These days retailers have a wealth of tools available to them when it comes to understanding where loss is occurring and how it can be combatted.
But while the tools and data abound, how do you best employ them? What are the small steps you need to take to make the giant leap towards securing your bottom line?
Well, that’s a $61.7 billion question the retail sector frequently asks. So, here are the steps to smarter loss prevention.
Measure to manage
In order to understand your loss, you need to measure it. That means understanding whether you are losing products in the supply chain, via shoplifting, through internal theft, or due to error.
Tools that tell you this information include stock takes, inventory reconciliation on delivery, Point of Sale data, and more, but the reality is retailers are gathering data every minute of every day.
From sales reports to inventory counting, this data paints a picture, but there’s also more to look for than just what’s going missing.
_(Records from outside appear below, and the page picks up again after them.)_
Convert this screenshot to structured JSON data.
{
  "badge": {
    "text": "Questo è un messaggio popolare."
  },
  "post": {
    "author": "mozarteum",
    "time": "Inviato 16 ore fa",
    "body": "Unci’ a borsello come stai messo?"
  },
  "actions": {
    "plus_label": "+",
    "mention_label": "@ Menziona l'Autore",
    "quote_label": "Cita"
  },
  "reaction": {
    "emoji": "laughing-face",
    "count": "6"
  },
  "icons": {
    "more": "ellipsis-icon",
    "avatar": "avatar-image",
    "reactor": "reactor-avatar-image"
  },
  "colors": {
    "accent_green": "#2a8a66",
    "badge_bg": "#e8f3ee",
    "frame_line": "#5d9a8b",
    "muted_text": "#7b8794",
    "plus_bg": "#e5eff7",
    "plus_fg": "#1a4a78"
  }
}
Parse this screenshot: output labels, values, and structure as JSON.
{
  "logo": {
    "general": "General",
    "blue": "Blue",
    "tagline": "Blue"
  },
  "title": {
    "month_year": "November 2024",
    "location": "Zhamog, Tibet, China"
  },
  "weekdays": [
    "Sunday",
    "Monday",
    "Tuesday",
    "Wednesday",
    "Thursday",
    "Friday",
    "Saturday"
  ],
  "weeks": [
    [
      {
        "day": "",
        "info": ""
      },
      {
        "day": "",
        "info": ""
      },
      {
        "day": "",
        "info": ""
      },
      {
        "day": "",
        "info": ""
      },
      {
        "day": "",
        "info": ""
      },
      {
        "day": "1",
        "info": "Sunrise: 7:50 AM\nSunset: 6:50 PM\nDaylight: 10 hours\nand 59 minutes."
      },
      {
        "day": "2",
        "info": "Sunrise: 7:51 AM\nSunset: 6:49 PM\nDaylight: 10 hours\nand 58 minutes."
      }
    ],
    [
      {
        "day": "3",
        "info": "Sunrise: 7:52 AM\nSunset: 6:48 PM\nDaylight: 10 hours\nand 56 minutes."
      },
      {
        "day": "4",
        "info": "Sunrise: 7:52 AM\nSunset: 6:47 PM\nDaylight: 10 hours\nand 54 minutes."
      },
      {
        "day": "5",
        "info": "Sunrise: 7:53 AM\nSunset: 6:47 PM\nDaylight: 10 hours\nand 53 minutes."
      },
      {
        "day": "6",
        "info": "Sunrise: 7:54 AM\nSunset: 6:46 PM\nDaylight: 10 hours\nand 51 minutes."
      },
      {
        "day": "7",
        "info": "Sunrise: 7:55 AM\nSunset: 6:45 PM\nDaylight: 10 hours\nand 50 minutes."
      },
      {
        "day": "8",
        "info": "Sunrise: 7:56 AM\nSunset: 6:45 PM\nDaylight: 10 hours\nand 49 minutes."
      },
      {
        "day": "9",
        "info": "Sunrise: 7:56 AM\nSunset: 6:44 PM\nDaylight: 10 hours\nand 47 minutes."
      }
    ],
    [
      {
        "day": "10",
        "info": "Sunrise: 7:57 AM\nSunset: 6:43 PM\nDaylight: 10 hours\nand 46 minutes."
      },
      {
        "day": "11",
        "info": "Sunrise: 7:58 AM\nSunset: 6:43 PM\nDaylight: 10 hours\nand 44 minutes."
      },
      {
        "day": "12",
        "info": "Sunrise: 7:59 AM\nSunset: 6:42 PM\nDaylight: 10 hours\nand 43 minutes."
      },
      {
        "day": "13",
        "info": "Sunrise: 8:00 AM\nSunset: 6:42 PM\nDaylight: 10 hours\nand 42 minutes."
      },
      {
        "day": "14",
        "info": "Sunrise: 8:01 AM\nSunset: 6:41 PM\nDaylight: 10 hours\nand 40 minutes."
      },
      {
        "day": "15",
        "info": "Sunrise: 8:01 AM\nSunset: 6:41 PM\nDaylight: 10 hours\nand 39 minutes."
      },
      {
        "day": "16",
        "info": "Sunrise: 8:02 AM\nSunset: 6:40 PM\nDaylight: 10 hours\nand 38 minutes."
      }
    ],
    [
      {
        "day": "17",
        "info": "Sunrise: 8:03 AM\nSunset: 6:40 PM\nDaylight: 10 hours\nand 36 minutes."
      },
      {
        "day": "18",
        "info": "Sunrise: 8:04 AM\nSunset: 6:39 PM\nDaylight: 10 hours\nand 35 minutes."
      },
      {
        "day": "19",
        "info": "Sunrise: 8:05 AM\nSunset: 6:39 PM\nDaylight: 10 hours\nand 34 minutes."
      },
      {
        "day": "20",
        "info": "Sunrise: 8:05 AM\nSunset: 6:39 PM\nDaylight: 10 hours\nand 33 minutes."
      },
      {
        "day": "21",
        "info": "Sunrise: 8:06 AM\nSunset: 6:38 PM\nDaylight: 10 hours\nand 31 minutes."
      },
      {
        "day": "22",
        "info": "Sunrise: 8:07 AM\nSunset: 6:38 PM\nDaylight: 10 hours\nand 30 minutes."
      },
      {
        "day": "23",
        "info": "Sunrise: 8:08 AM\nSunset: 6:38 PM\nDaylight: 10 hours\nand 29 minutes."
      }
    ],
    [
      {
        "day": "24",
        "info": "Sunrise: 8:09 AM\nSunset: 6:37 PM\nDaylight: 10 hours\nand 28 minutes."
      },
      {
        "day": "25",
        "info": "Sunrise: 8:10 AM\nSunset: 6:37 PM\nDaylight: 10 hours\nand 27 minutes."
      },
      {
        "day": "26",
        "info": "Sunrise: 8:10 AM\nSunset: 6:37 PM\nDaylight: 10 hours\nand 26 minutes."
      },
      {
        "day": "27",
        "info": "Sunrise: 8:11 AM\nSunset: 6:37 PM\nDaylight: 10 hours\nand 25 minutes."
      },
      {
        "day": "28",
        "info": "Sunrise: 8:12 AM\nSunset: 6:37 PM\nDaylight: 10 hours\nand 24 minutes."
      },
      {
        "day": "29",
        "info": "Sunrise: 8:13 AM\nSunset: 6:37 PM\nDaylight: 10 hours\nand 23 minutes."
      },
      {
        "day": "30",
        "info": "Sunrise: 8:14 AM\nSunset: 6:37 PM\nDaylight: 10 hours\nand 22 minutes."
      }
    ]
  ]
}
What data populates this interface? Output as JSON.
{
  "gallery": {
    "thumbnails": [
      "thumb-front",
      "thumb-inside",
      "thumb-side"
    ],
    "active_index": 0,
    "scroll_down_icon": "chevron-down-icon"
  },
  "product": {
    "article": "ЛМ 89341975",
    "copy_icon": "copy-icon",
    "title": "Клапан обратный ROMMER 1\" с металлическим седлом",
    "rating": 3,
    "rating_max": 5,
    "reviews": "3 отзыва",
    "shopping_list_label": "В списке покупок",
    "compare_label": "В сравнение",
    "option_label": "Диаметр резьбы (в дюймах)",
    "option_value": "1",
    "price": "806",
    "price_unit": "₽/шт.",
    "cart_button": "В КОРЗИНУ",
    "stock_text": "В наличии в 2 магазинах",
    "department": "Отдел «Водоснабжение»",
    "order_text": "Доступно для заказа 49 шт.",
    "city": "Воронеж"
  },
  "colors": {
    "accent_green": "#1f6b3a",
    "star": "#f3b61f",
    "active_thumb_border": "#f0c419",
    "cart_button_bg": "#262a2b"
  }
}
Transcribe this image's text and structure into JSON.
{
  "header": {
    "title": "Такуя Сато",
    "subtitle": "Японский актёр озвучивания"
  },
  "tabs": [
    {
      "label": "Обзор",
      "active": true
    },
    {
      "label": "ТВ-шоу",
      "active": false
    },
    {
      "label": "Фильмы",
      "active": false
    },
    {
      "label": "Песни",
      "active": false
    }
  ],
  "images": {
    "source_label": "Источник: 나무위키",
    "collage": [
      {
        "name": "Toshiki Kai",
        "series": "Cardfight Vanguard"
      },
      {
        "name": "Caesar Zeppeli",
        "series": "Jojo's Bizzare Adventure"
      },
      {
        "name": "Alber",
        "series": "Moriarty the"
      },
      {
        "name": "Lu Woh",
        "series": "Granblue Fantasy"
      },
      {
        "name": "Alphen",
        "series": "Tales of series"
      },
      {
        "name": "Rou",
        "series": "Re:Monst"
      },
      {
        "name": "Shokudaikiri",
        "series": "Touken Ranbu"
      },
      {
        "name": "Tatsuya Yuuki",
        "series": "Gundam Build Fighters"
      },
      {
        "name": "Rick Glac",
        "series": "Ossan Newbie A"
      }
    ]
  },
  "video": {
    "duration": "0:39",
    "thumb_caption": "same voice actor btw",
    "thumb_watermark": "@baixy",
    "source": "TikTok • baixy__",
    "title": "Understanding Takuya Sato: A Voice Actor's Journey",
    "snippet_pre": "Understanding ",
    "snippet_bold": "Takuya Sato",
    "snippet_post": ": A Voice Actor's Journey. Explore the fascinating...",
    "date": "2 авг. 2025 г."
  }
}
This includes gathering information about when your store is busiest and therefore more likely to be prone to theft, who’s on duty during that time, when products might be more likely to go missing, or the types of products that are more prone to loss.
Traffic counting can assist with this as can tools such as RFID inventory counting, which enables retailers to accurately count inventory within a matter of minutes.
Together, this data paints a picture of the leaks that need to be plugged.
Once you know what’s actually occurring in terms of loss, a retailer should say Key Performance Indicators (KPIs) to really get specific about combatting shrink.
These KPIs assist by helping you home in further on what’s happening in a bid to find the right tools to address it.
Loss prevention KPIs might include:
- EAS alarms by hour
- EAS alarms by traffic
- The tag deactivation success rate (as in how often staff fail to detach a tag or deactivate a label)
- Organized retail crime events
- Inventory inaccuracies
- Staff access to cabinets and displays versus loss
- Gift card and return activity per staff member
- And more
In a bid to meet these KPIs, systems and procedures should be employed in-store. These will encompass areas like what to look for in terms of shoplifting, return and gift card policies, customer service procedures, stock counting routines etc.
They will also extend to EAS system checks and appropriate application and deactivation of EAS security tags and labels.
All these policies and procedures help establish an accountable expectation in-store that works to eliminate human error. They also serve to set an expectation for staff behaviour when it comes to reducing loss.
Loss prevention technology continually evolves and improves, meaning there are now more effective tools available than ever before when it comes to mitigating loss.
EAS is an obvious example here as one of the most popular theft prevention methods, and like all technology, it requires regular upgrades.
Retailers should revisit their EAS systems on a regular basis to determine whether stronger tags might be required, whether additional tools like EAS in the fitting room needs to be employed, or whether the right tag or label is being used for the right product.
Other tools that can assist include RFID, which enables a store to track product location and information in real-time, higher resolution CCTV to identify thieves, mobile POS with detailed analytics, and smart keys which are allocated to specific staff members allowing retailers to track who opens cabinets and drawers.
Rinse and repeat
Once a retailer has worked through each of these steps, the circle begins again in a bid to further combat loss.
Any loss still occurring should be measured, new KPIs should be set, fresh systems introduced, and further technology deployed to assist.
The reality is loss prevention is a constant work in progress which evolves over time. The retailers with the best success at mitigating loss consistently revise their approach. They regularly upgrade operations in response to a changing landscape and appreciate that what worked one year ago may need improvement the next.